Mr. Brezhnev has publicly criticized agriculture before. In 1978 he devoted an entire address to the Communist Party Central Committee to the issue. Now, at the latest Central Committee meeting Oct. 21, he has done so again. Little happened after the first speech -- and there seems little sign of radical new thinking in his latest criticisms.

Sources in Moscow largely discount reports of strikes in the auto-making cities of Gorky and Togliatti earlier this year. Both official and dissident sources report local holidays and trade union meetings but no strikes.

Over the long term, the Soviet party stands indicted by its failure to overcome food shortages. Soviet officials blame poor and variable weather. They say each Soviet citizen eats 56 kilos of meat a year (less than half the US figure) but the statistic seems overly inflated for political reasons. Canada and Scandinavia are also in northern latitudes, but manage to grow grain efficiently.

It remains true that one-third of basic food supplies in the Soviet Union still comes from one-acre private plots allowed to state and collective farmers: 60 percent of potatoes, 30 percent of milk and eggs, smaller percentages of meat.

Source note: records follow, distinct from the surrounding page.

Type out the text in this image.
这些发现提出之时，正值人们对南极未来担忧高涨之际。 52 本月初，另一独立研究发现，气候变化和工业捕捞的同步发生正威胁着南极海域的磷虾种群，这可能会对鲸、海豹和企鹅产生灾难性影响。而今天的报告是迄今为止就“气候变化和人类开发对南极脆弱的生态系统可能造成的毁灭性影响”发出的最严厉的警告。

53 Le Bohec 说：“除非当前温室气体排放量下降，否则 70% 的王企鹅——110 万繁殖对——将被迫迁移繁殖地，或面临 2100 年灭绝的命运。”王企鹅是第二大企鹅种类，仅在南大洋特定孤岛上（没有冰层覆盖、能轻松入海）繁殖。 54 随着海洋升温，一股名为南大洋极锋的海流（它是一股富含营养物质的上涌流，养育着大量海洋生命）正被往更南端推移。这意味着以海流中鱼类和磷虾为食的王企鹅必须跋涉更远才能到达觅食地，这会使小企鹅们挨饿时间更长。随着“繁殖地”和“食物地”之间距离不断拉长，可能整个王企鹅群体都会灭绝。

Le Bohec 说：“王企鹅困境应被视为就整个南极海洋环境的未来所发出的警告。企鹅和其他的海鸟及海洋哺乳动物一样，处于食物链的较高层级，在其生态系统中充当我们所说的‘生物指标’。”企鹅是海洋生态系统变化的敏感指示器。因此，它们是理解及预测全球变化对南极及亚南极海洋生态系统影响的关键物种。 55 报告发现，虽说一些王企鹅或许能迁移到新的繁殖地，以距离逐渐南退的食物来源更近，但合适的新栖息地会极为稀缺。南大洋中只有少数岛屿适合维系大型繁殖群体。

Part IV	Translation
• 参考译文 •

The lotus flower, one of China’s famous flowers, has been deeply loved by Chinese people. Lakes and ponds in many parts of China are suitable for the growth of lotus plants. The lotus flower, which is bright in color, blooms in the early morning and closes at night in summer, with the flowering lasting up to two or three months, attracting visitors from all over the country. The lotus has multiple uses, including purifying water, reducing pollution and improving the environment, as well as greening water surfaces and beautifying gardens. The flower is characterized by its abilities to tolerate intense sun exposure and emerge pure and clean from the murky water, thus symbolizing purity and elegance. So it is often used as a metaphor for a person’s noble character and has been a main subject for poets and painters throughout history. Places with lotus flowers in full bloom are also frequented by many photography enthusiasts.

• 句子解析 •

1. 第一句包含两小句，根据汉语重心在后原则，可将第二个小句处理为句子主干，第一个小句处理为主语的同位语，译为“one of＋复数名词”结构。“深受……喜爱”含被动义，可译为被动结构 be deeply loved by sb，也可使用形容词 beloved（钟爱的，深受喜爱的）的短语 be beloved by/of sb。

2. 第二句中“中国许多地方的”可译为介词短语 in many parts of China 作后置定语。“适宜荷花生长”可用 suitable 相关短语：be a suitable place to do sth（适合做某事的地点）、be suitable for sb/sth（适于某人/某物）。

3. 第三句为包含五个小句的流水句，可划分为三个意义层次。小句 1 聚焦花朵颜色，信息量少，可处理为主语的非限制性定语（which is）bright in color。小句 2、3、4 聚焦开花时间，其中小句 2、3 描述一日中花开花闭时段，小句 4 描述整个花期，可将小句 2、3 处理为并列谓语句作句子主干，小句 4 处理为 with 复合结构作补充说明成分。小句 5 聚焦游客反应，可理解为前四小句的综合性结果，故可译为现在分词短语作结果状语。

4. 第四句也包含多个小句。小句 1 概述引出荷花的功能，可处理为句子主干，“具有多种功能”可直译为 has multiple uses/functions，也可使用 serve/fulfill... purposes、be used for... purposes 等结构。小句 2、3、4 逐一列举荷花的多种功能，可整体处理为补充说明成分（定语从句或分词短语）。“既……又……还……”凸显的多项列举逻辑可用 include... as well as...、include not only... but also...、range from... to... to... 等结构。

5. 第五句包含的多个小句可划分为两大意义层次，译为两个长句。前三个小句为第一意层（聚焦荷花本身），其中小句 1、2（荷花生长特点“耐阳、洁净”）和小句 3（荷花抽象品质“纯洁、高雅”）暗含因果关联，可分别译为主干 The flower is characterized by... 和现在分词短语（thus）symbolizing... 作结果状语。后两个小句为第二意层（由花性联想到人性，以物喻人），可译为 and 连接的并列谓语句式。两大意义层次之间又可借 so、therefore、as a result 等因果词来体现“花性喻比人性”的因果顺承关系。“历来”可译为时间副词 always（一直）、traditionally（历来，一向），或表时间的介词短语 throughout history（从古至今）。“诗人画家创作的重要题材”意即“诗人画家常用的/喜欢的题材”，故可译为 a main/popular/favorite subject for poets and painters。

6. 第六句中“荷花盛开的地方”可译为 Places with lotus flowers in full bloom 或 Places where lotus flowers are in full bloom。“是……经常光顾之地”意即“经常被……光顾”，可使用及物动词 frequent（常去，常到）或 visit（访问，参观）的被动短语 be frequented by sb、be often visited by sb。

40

Nikolai Baibakov, the state planning committee chief, tried to hide the smallness of this year's harvest when he spoke to the rubberstamp legislature, or Supreme Soviet, in the ornate Great Hall of the Kremlin Oct. 22. He simply said the average grain harvest over the last five years had gone up 12 percent. Westerners quickly worked out that this meant a harvest this year of only 181 million tons, barely above Australia's 179 million tons, and a full 54 million tons below target.

As Mr. Brezhnev had admitted to the Central Committee the day before, only 1976 and 1978 were good grain years in the last five- year period. Decentralizing and encouraging local initiative would risk party control from the center. So the conservative, elderly Politburo has called for more investment and more planning.

It has made one significant move: promoting the relatively young agricultural expert Mikhail Gorbachev, 49, to full membership in the Politburo. The move dramatizes the Kremlin's intentions to solve agricultural problems. Mr. Gorbachev is the youngest man on the Politburo by 11 years -- and he has one of the toughest jobs.